É deles o roteiro de “Acossado” (A Bout de Souffle,1960) e que foi dirigido por Jean-Luc Godard criando uma reviravolta na maneira de contar uma história cinematográficamente, pondo de cabeça pra baixo a nouvelle-vague.


Antes, em 1959, Truffaut havia atingido o sucesso de público e crítica com o seu primeiro filme “Os Incompreendidos” (Les 400 coups, 1959), é a história de um menino desprezado e odiado pela mãe e ignorado pelo padrasto.
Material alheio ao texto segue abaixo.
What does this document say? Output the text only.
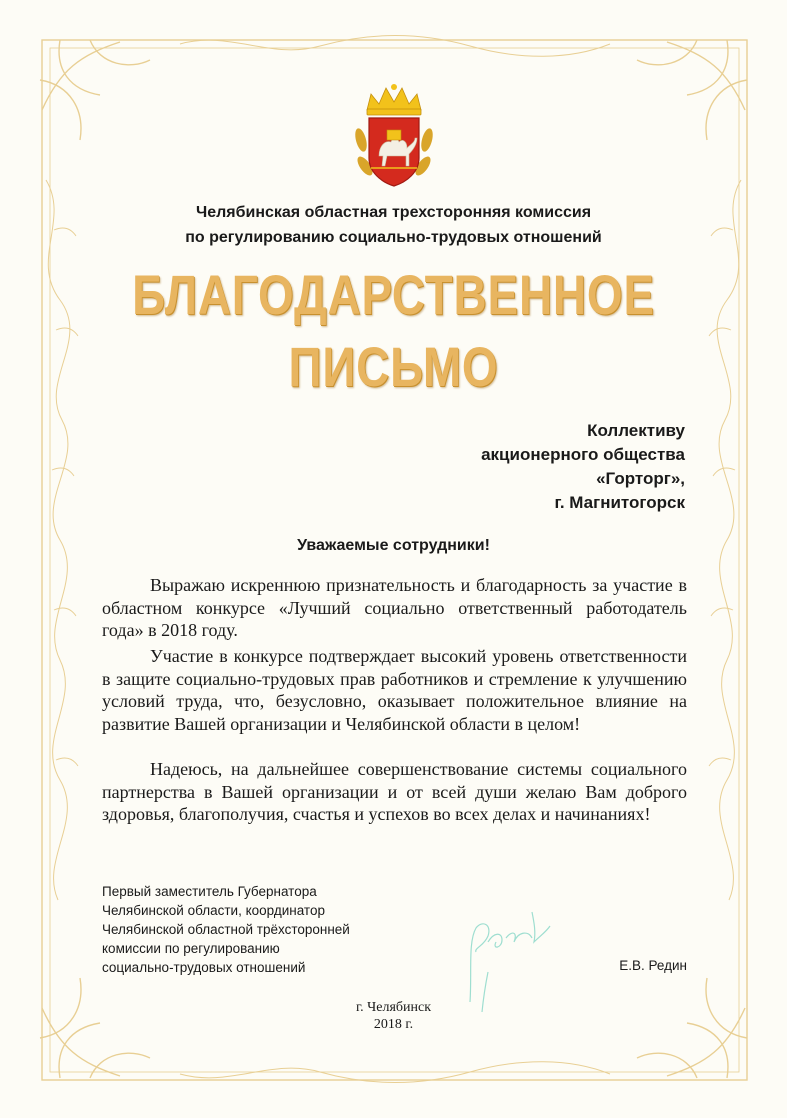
Челябинская областная трехсторонняя комиссия
по регулированию социально-трудовых отношений
БЛАГОДАРСТВЕННОЕ
ПИСЬМО
Коллективу
акционерного общества
«Горторг»,
г. Магнитогорск
Уважаемые сотрудники!

Выражаю искреннюю признательность и благодарность за участие в областном конкурсе «Лучший социально ответственный работодатель года» в 2018 году.

Участие в конкурсе подтверждает высокий уровень ответственности в защите социально-трудовых прав работников и стремление к улучшению условий труда, что, безусловно, оказывает положительное влияние на развитие Вашей организации и Челябинской области в целом!

Надеюсь, на дальнейшее совершенствование системы социального партнерства в Вашей организации и от всей души желаю Вам доброго здоровья, благополучия, счастья и успехов во всех делах и начинаниях!

Первый заместитель Губернатора
Челябинской области, координатор
Челябинской областной трёхсторонней
комиссии по регулированию
социально-трудовых отношений	Е.В. Редин
г. Челябинск
2018 г.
Um filme sobre desprezo, amor, rejeição, afetividade.


Outro dia li uma declaração de Jean-Luc Godard: “Roubei por amor ao cinema”:


“Cheguei mesmo a roubar dinheiro à minha família, para o dar ao (Jacques) Rivette, para o seu primeiro filme. Roubei para ver filmes e para fazer filmes” (“Die Zeit” - nov 2007).


Imediatamente veio a minha memória o filme “A NOITE AMERICANA” (La nuit américaine,1973) de Françoise Truffaut, sobretudo aquela sequencia em que o diretor (interpretado por Truffaut) sonha (em p/b)... menino caminhando na noite pela cidade, encontra um cinema e rouba um pôster de “CIDADÃO KANE” (Citizen kane,1941) de Orson Welles.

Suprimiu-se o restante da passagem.